Making your apps accessible to those with disabilities
Monday, July 16, 2018
How mobile app accessibility can be implemented into your app's design and why it is important to expand your mobile presence by making these simple UI changes.
With 15% of the world’s population living with some form of disability, making apps more accessible is an important, but often overlooked, part of the app design process.
Types of disability that might affect a user’s experience include hearing and visual impairments, dyslexia, and physical limitations. As a result, designing for accessibility forces developers to think more carefully about every element of front-end design – from readability to content organization and the use of color.
In today’s world, this is more than just a ‘nice-to-have’. Incorporating accessible design features is essential if you want to promote inclusivity, reach a wide audience, and build positive brand perception.
Here are some suggestions for how to do it:
Become champions of accessibility
While making your apps accessible may seem like a no-brainer, you might encounter resistance from others who believe “it doesn’t impact so many people” or “it’s not for our business model.” Whether or not you encounter these blocks in your business, you should make it your job to advocate for accessibility and put it at the top of your company’s design agenda.

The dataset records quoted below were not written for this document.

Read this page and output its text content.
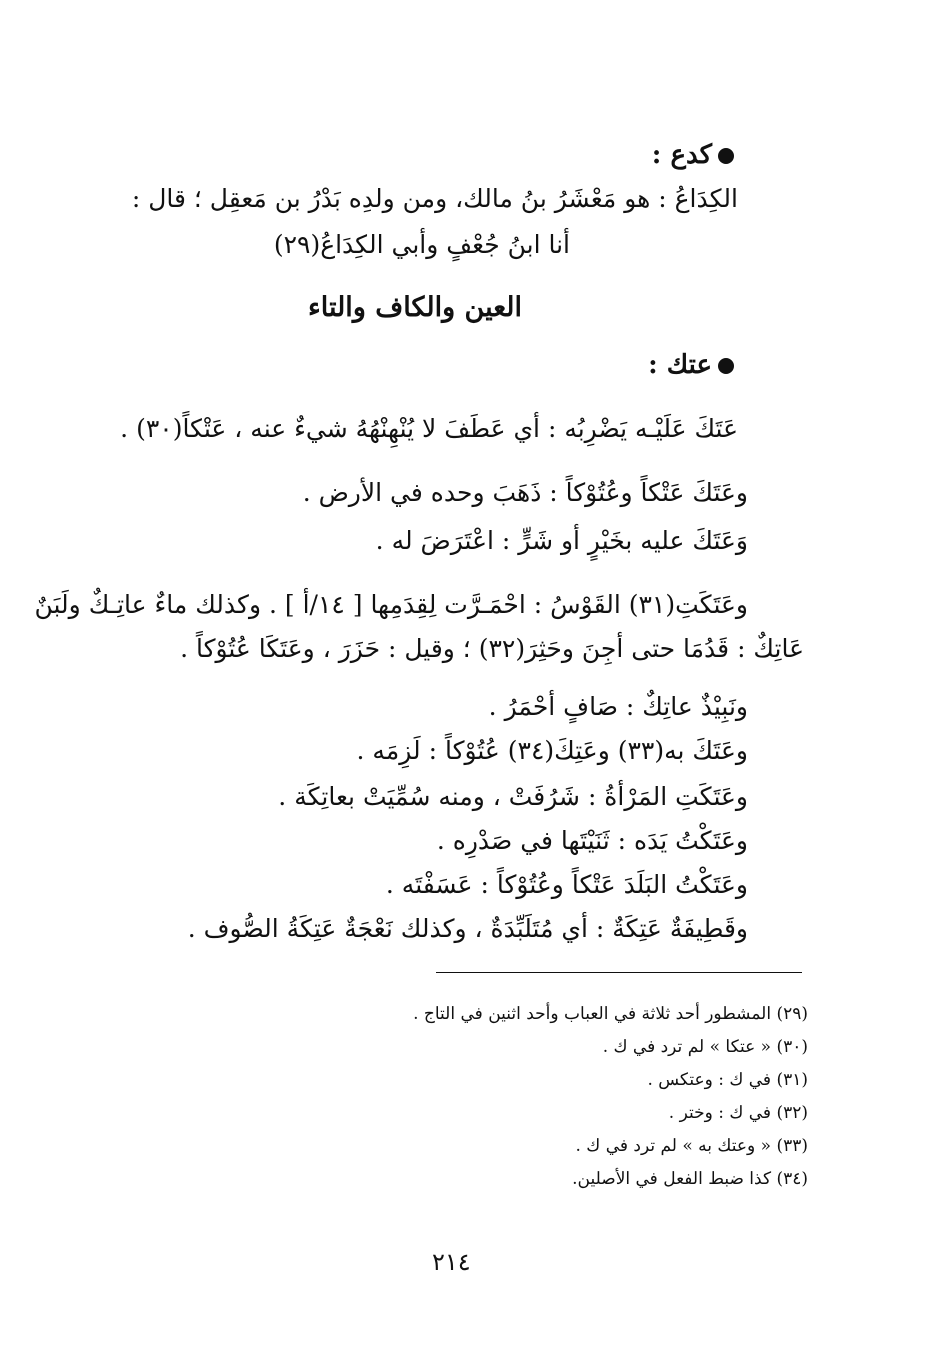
كدع :
الكِدَاعُ : هو مَعْشَرُ بنُ مالك، ومن ولدِه بَدْرُ بن مَعقِل ؛ قال :
أنا ابنُ جُعْفٍ وأبي الكِدَاعُ(٢٩)
العين والكاف والتاء
عتك :
عَتَكَ عَلَيْـه يَضْرِبُه : أي عَطَفَ لا يُنْهِنْهُهُ شيءٌ عنه ، عَتْكاً(٣٠) .
وعَتَكَ عَتْكاً وعُتُوْكاً : ذَهَبَ وحده في الأرض .
وَعَتَكَ عليه بخَيْرٍ أو شَرٍّ : اعْتَرَضَ له .
وعَتَكَتِ(٣١) القَوْسُ : احْمَـرَّت لِقِدَمِها [ ١٤/أ ] . وكذلك ماءٌ عاتِـكٌ ولَبَنٌ
عَاتِكٌ : قَدُمَا حتى أجِنَ وحَثِرَ(٣٢) ؛ وقيل : حَزَرَ ، وعَتَكَا عُتُوْكاً .
ونَبِيْذٌ عاتِكٌ : صَافٍ أحْمَرُ .
وعَتَكَ به(٣٣) وعَتِكَ(٣٤) عُتُوْكاً : لَزِمَه .
وعَتَكَتِ المَرْأةُ : شَرُفَتْ ، ومنه سُمِّيَتْ بعاتِكَة .
وعَتَكْتُ يَدَه : ثَنَيْتَها في صَدْرِه .
وعَتَكْتُ البَلَدَ عَتْكاً وعُتُوْكاً : عَسَفْتَه .
وقَطِيفَةٌ عَتِكَةٌ : أي مُتَلَبِّدَةٌ ، وكذلك نَعْجَةٌ عَتِكَةُ الصُّوف .
(٢٩) المشطور أحد ثلاثة في العباب وأحد اثنين في التاج .
(٣٠) « عتكا » لم ترد في ك .
(٣١) في ك : وعتكس .
(٣٢) في ك : وختر .
(٣٣) « وعتك به » لم ترد في ك .
(٣٤) كذا ضبط الفعل في الأصلين.
٢١٤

Your cause might be helped if you can point to the fact that your time spent on accessible design is time well invested. And making your apps easier to use need not be time-intensive, either. There are many simple things you can change with minimal investment, such as choosing the right color tones, adjusting contrast and considering the typeface you use.

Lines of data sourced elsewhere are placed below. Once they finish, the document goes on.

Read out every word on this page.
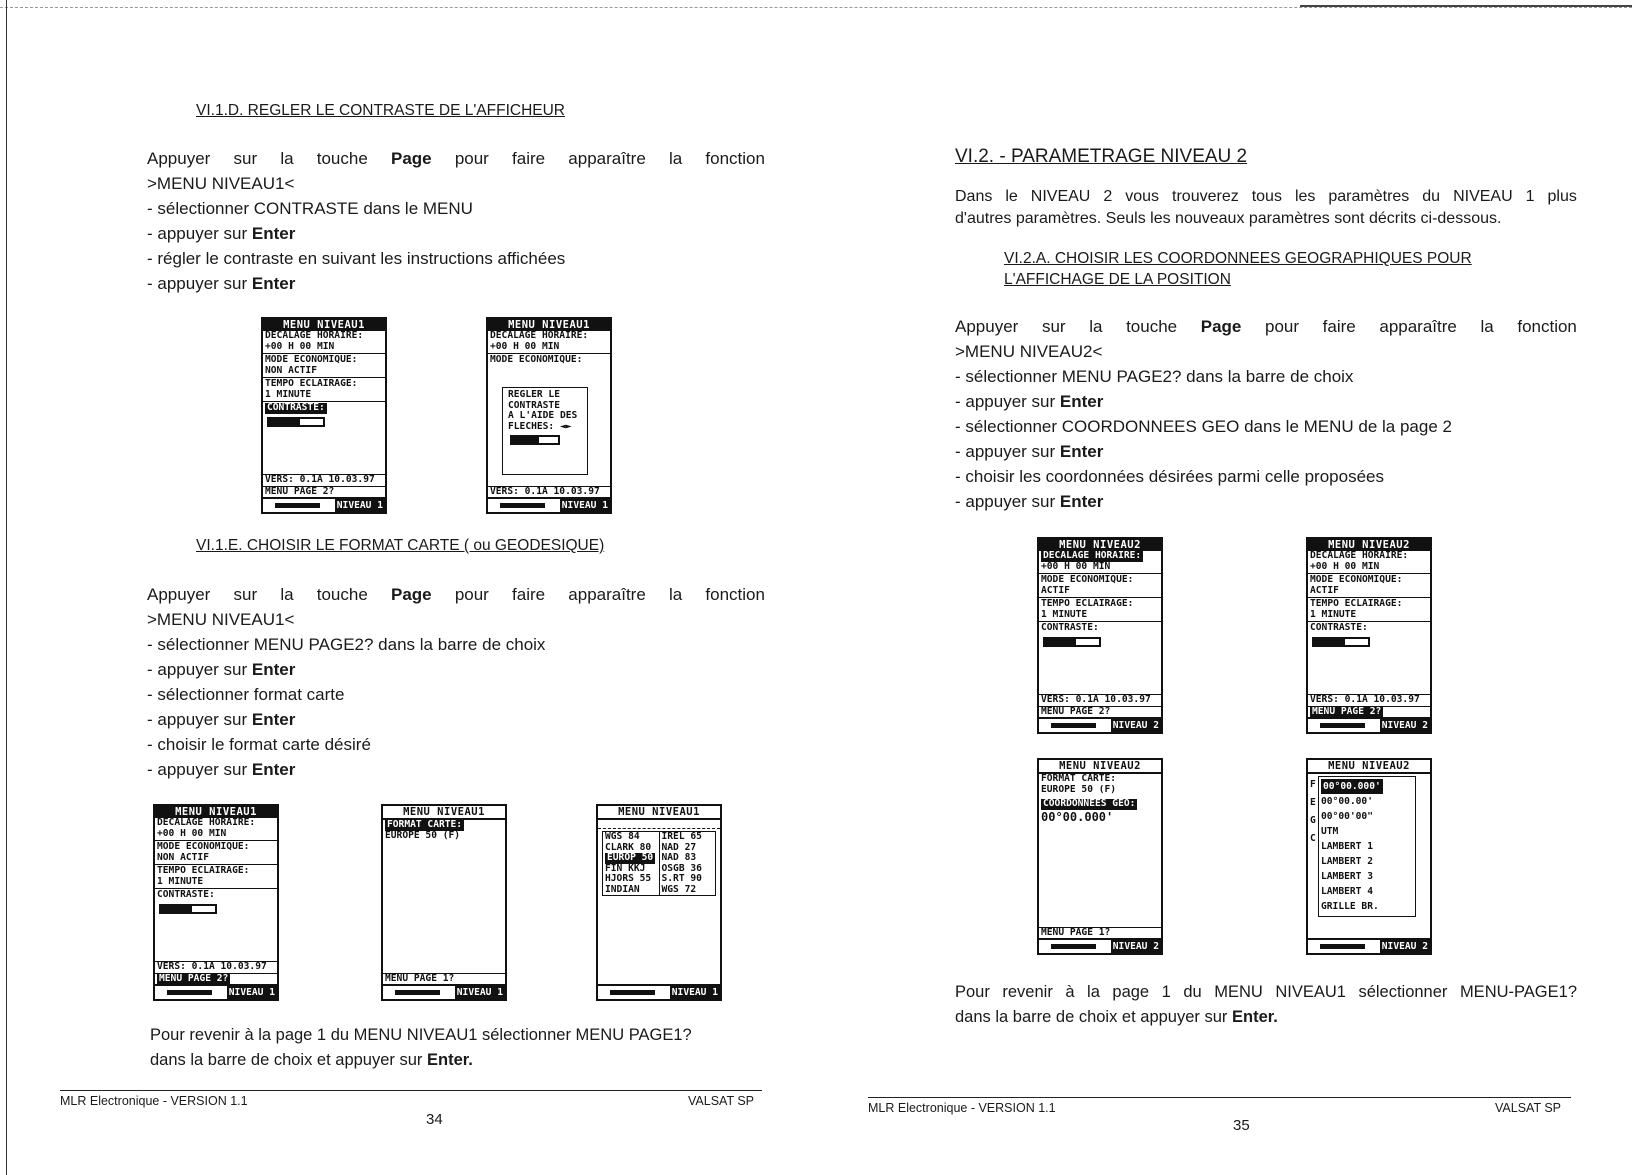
VI.1.D. REGLER LE CONTRASTE DE L'AFFICHEUR
Appuyer sur la touche Page pour faire apparaître la fonction
>MENU NIVEAU1<
- sélectionner CONTRASTE dans le MENU
- appuyer sur Enter
- régler le contraste en suivant les instructions affichées
- appuyer sur Enter
MENU NIVEAU1
DECALAGE HORAIRE:
+00 H 00 MIN
MODE ECONOMIQUE:
NON ACTIF
TEMPO ECLAIRAGE:
1 MINUTE
CONTRASTE:
VERS: 0.1A 10.03.97
MENU PAGE 2?
NIVEAU 1
MENU NIVEAU1
DECALAGE HORAIRE:
+00 H 00 MIN
MODE ECONOMIQUE:
VERS: 0.1A 10.03.97
NIVEAU 1
REGLER LE
CONTRASTE
A L'AIDE DES
FLECHES: ◄►
VI.1.E. CHOISIR LE FORMAT CARTE ( ou GEODESIQUE)
Appuyer sur la touche Page pour faire apparaître la fonction
>MENU NIVEAU1<
- sélectionner MENU PAGE2? dans la barre de choix
- appuyer sur Enter
- sélectionner format carte
- appuyer sur Enter
- choisir le format carte désiré
- appuyer sur Enter
MENU NIVEAU1
DECALAGE HORAIRE:
+00 H 00 MIN
MODE ECONOMIQUE:
NON ACTIF
TEMPO ECLAIRAGE:
1 MINUTE
CONTRASTE:
VERS: 0.1A 10.03.97
MENU PAGE 2?
NIVEAU 1
MENU NIVEAU1
FORMAT CARTE:
EUROPE 50 (F)
MENU PAGE 1?
NIVEAU 1
MENU NIVEAU1
WGS 84	IREL 65
CLARK 80	NAD 27
EUROP 50 NAD 83
FIN KKJ	OSGB 36
HJORS 55	S.RT 90
INDIAN	WGS 72
NIVEAU 1
Pour revenir à la page 1 du MENU NIVEAU1 sélectionner MENU PAGE1?
dans la barre de choix et appuyer sur Enter.
MLR Electronique - VERSION 1.1	VALSAT SP
34
VI.2. - PARAMETRAGE NIVEAU 2
Dans le NIVEAU 2 vous trouverez tous les paramètres du NIVEAU 1 plus
d'autres paramètres. Seuls les nouveaux paramètres sont décrits ci-dessous.
VI.2.A. CHOISIR LES COORDONNEES GEOGRAPHIQUES POUR
L'AFFICHAGE DE LA POSITION
Appuyer sur la touche Page pour faire apparaître la fonction
>MENU NIVEAU2<
- sélectionner MENU PAGE2? dans la barre de choix
- appuyer sur Enter
- sélectionner COORDONNEES GEO dans le MENU de la page 2
- appuyer sur Enter
- choisir les coordonnées désirées parmi celle proposées
- appuyer sur Enter
MENU NIVEAU2
DECALAGE HORAIRE:
+00 H 00 MIN
MODE ECONOMIQUE:
ACTIF
TEMPO ECLAIRAGE:
1 MINUTE
CONTRASTE:
VERS: 0.1A 10.03.97
MENU PAGE 2?
NIVEAU 2
MENU NIVEAU2
DECALAGE HORAIRE:
+00 H 00 MIN
MODE ECONOMIQUE:
ACTIF
TEMPO ECLAIRAGE:
1 MINUTE
CONTRASTE:
VERS: 0.1A 10.03.97
MENU PAGE 2?
NIVEAU 2
MENU NIVEAU2
FORMAT CARTE:
EUROPE 50 (F)
COORDONNEES GEO:
00°00.000'
MENU PAGE 1?
NIVEAU 2
MENU NIVEAU2
F
E
G
C
00°00.000'
00°00.00'
00°00'00"
UTM
LAMBERT 1
LAMBERT 2
LAMBERT 3
LAMBERT 4
GRILLE BR.
NIVEAU 2
Pour revenir à la page 1 du MENU NIVEAU1 sélectionner MENU-PAGE1?
dans la barre de choix et appuyer sur Enter.
MLR Electronique - VERSION 1.1	VALSAT SP
35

But remember - these changes are often more achievable when introduced from the first stages of design rather than trying to catch up later.

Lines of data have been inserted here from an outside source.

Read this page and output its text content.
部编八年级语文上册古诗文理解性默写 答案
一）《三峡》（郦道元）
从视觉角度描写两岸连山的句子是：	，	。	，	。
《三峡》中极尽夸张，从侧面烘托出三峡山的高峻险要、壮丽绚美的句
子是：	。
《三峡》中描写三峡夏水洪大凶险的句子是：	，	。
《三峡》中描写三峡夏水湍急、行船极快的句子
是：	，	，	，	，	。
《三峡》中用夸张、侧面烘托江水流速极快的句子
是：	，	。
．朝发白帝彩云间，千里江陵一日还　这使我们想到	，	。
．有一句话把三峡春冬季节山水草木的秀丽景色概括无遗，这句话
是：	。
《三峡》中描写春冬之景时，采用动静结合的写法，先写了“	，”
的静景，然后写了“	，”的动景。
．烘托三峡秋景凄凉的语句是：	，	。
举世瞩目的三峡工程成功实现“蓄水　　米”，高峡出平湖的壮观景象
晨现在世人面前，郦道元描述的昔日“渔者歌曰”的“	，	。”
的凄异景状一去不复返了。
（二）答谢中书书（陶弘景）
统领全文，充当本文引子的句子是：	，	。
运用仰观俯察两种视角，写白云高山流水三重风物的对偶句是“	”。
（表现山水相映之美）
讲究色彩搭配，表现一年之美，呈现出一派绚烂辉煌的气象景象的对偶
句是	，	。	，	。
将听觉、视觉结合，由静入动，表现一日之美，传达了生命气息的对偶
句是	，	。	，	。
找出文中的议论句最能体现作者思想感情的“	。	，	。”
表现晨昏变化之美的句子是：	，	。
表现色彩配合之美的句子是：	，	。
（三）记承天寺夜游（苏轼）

Talk about text - designing for dyslexia
Dyslexia can affect a person’s fluency and accuracy of reading, writing, and spelling. Avoiding bad design practices can make it easier for dyslexic users to use apps, so you really need to think about how you organize text in your app.
Uneven spacing of words, using pure black text on a pure white background, choosing serif or italic fonts and deploying long, unbroken paragraphs can make it tricky for dyslexic users to read your content. Readers can see words blurring together, looking faint and indistinct or appearing unevenly spaced with varying amounts of white space between.
Keeping formatting consistent and simple can make a real difference for a dyslexic user, totally transforming their experience of your app.
To help color-blind users, avoid relying on color to communicate meaning in your app. Ensure text and graphics can be understood by including written labels and error messages and be sure to test your app with filters to see how far you get without the use of color.
Colour schemes and contrasts should be carefully selected to ensure users can fully interpret all the information presented on screen. There are many platforms that can be used to advise on suitable color combinations such as Colour Safe or Skala Preview.
Balance usability with your design spirit
Too often, people think that a compromise must be made between brand and accessibility, but designing for inclusivity doesn’t mean creating a product that is ugly and boring. It’s very possible to maintain your brand’s unique look and feel whilst remaining considerate of a wide range of users.
Thinking about usability from the first stages of design will mean the impact and cost of implementation are as low as possible and can be built into the brand you have already created.
Operating systems such as Windows, iOS, and Android come equipped with accessibility modules you can build into your apps from the beginning. Thinking about appropriate color schemes and page layouts are other easy ways to incorporate assistive features without compromising brand aesthetic.
Many accessible features have minimal effect on the visual appearance of your product and will benefit all users. After all, good design is good design.
Test, test, test!
There are guidelines for accessibility that are a good place to start, but following these isn’t a guarantee that an interface will be usable for everyone, so testing your product with real users is essential.
Before you start testing with users, there are many tools that can be used to help you check your product in-house, such as VoiceOver, for screen reading, and Tanaguru to create effective background and text/ color combinations.
Engaging real people in the product evolution process will garner more detailed feedback on designs and ideas. BlaBlaCar engages in ‘guerrilla testing’ to get quick feedback on usability, which involves going to public places, asking people to carry out a task on your app, observing how they interact with the design and listening to any feedback on the layout or content.
While this method is quick and flexible, you can’t always be sure you’re targeting potential users of your app. The sample is random but can provide essential information to supplement further testing, where it is worth being more deliberate about the users you test with.
Design for all is a benefit, not a constraint. Making an app accessible is not just the ‘right thing to do’, but will help you to build a strong and positive brand image while reaching a bigger and more inclusive audience.